18. November 2016

Trotz Protesten: Der Staat wächst, besonders auch im Bildungswesen

Wer dieser Tage in den Aargau, nach Luzern oder in andere Kantone schaut, dem könnte es angst und bange werden. Aufgebrachte Staatsangestellte ziehen durch die Strassen– begleitet von Gewerkschaftern und Exponenten linker Parteien. Die Plakate, die sie schwenken, malen düsterste Szenarien, beispielsweise über Schulen und die Zukunft des Bildungssystems. Über Kinder, die bald nicht mehr korrekt schreiben können. Es ist, so wird einem unzweideutig zu verstehen gegeben, Weltuntergang.
Der Staat schrumpft nicht, er wächst, NZZ, 18.11. Kommentar von Michael Schoenenberger

Doch wie verhält es sich eigentlich wirklich? Steht unser Staatswesen tatsächlich kurz vor dem Kollaps? Bricht nächstens das Bildungswesen zusammen? Implodieren gar ganze Polizeikorps? Leiden die Staatsangestellten in den Stuben der Verwaltungen an systematischer Überlastung – trotz korrekter Arbeitszeiterfassung und meist besten Möglichkeiten zur Kompensation von Überzeit?

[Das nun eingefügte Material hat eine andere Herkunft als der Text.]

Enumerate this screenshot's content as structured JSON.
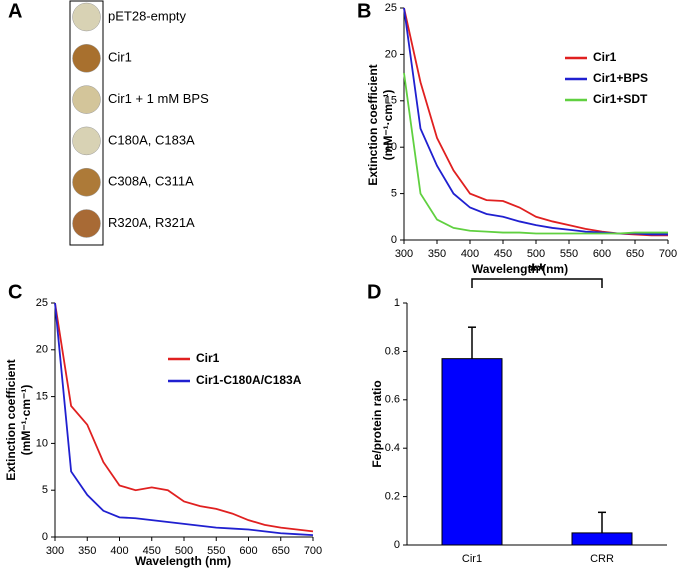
{
  "chart_data": [
    {
      "type": "spots",
      "panel": "A",
      "categories": [
        "pET28-empty",
        "Cir1",
        "Cir1 + 1 mM BPS",
        "C180A, C183A",
        "C308A, C311A",
        "R320A, R321A"
      ],
      "colors": [
        "#d8d2b4",
        "#a8702e",
        "#d3c59a",
        "#d8d2b4",
        "#ad7a38",
        "#a86a35"
      ]
    },
    {
      "type": "line",
      "panel": "B",
      "ylabel": [
        "Extinction coefficient",
        "(mM⁻¹·cm⁻¹)"
      ],
      "xlabel": "Wavelength (nm)",
      "x": [
        300,
        325,
        350,
        375,
        400,
        425,
        450,
        475,
        500,
        525,
        550,
        575,
        600,
        625,
        650,
        675,
        700
      ],
      "series": [
        {
          "name": "Cir1",
          "color": "#e02020",
          "values": [
            25,
            17,
            11,
            7.5,
            5,
            4.3,
            4.2,
            3.5,
            2.5,
            2,
            1.6,
            1.2,
            0.9,
            0.7,
            0.6,
            0.5,
            0.5
          ]
        },
        {
          "name": "Cir1+BPS",
          "color": "#2020d0",
          "values": [
            25,
            12,
            8,
            5,
            3.5,
            2.8,
            2.5,
            2,
            1.6,
            1.3,
            1.1,
            0.9,
            0.8,
            0.7,
            0.7,
            0.6,
            0.6
          ]
        },
        {
          "name": "Cir1+SDT",
          "color": "#60d040",
          "values": [
            18,
            5,
            2.2,
            1.3,
            1,
            0.9,
            0.8,
            0.8,
            0.7,
            0.7,
            0.7,
            0.7,
            0.7,
            0.7,
            0.8,
            0.8,
            0.8
          ]
        }
      ],
      "xlim": [
        300,
        700
      ],
      "xticks": [
        300,
        350,
        400,
        450,
        500,
        550,
        600,
        650,
        700
      ],
      "ylim": [
        0,
        25
      ],
      "yticks": [
        0,
        5,
        10,
        15,
        20,
        25
      ]
    },
    {
      "type": "line",
      "panel": "C",
      "ylabel": [
        "Extinction coefficient",
        "(mM⁻¹·cm⁻¹)"
      ],
      "xlabel": "Wavelength (nm)",
      "x": [
        300,
        325,
        350,
        375,
        400,
        425,
        450,
        475,
        500,
        525,
        550,
        575,
        600,
        625,
        650,
        675,
        700
      ],
      "series": [
        {
          "name": "Cir1",
          "color": "#e02020",
          "values": [
            25,
            14,
            12,
            8,
            5.5,
            5,
            5.3,
            5,
            3.8,
            3.3,
            3,
            2.5,
            1.8,
            1.3,
            1,
            0.8,
            0.6
          ]
        },
        {
          "name": "Cir1-C180A/C183A",
          "color": "#2020d0",
          "values": [
            25,
            7,
            4.5,
            2.8,
            2.1,
            2,
            1.8,
            1.6,
            1.4,
            1.2,
            1,
            0.9,
            0.8,
            0.6,
            0.4,
            0.3,
            0.2
          ]
        }
      ],
      "xlim": [
        300,
        700
      ],
      "xticks": [
        300,
        350,
        400,
        450,
        500,
        550,
        600,
        650,
        700
      ],
      "ylim": [
        0,
        25
      ],
      "yticks": [
        0,
        5,
        10,
        15,
        20,
        25
      ]
    },
    {
      "type": "bar",
      "panel": "D",
      "ylabel": "Fe/protein ratio",
      "annotation": "**",
      "categories": [
        "Cir1",
        "CRR"
      ],
      "values": [
        0.77,
        0.05
      ],
      "errors": [
        0.13,
        0.085
      ],
      "color": "#0000ff",
      "ylim": [
        0,
        1
      ],
      "yticks": [
        0,
        0.2,
        0.4,
        0.6,
        0.8,
        1
      ]
    }
  ]
}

Bei den einfachen Steuerzahlern keimen Zweifel. Viele von ihnen kennen keine geregelten Arbeitszeiten. Viele von ihnen sind selbständig und tragen täglich die Sorge mit sich herum, Aufträge und Arbeit zu verlieren. Das geht auch Nichtselbständigen so, die dafür sorgen müssen, dass Arbeit überhaupt reinkommt. Viele von ihnen haben nur vier Wochen Ferien pro Jahr und nehmen erstaunt zur Kenntnis, wie beispielsweise Zürcher Lehrer gleich am ersten Tag nach den Ferien pausieren, um eine – wohl staatlich verordnete – Veranstaltung zu besuchen. Bei allem Verständnis für den anstrengenden und fordernden Lehrerberuf, da schwindet dann doch das Wohlwollen, zumal bei berufstätigen Eltern, die eine Betreuung für ihre Sprösslinge zu organisieren haben.

Nein, die kantonalen Staatswesen wie auch der Bund sind weit davon entfernt, zusammenzubrechen. Die aufgebrachte Linke suggeriert, der Staat werde «kaputtgespart», nur wegen Steuersenkungen, die gar nicht nötig seien. Mit Verlaub: Steuersenkungen und Senkungen von Abgaben und Gebühren sind nötig. Einerseits für die Privathaushalte, deren totale Belastung seit Jahren anwächst. Andererseits sind niedrige Steuern und wenig Bürokratie das beste Mittel, damit Jobs – ausserhalb des staatlichen Sektors natürlich – überhaupt entstehen können.

Man muss aber nicht immer gleich grundsätzlich werden. Im Prinzip genügt ein Blick auf die nackten Zahlen: In der Schweiz wachsen die staatlichen und die staatsnahen Sektoren kontinuierlich und überdurchschnittlich im Verhältnis zu anderen Bereichen. Immer mehr Menschen arbeiten in öffentlichen Verwaltungen, in Erziehung und Unterricht, im Gesundheitswesen, im Sozialwesen. Kurzum: Der Staat wächst, und zwar massiv.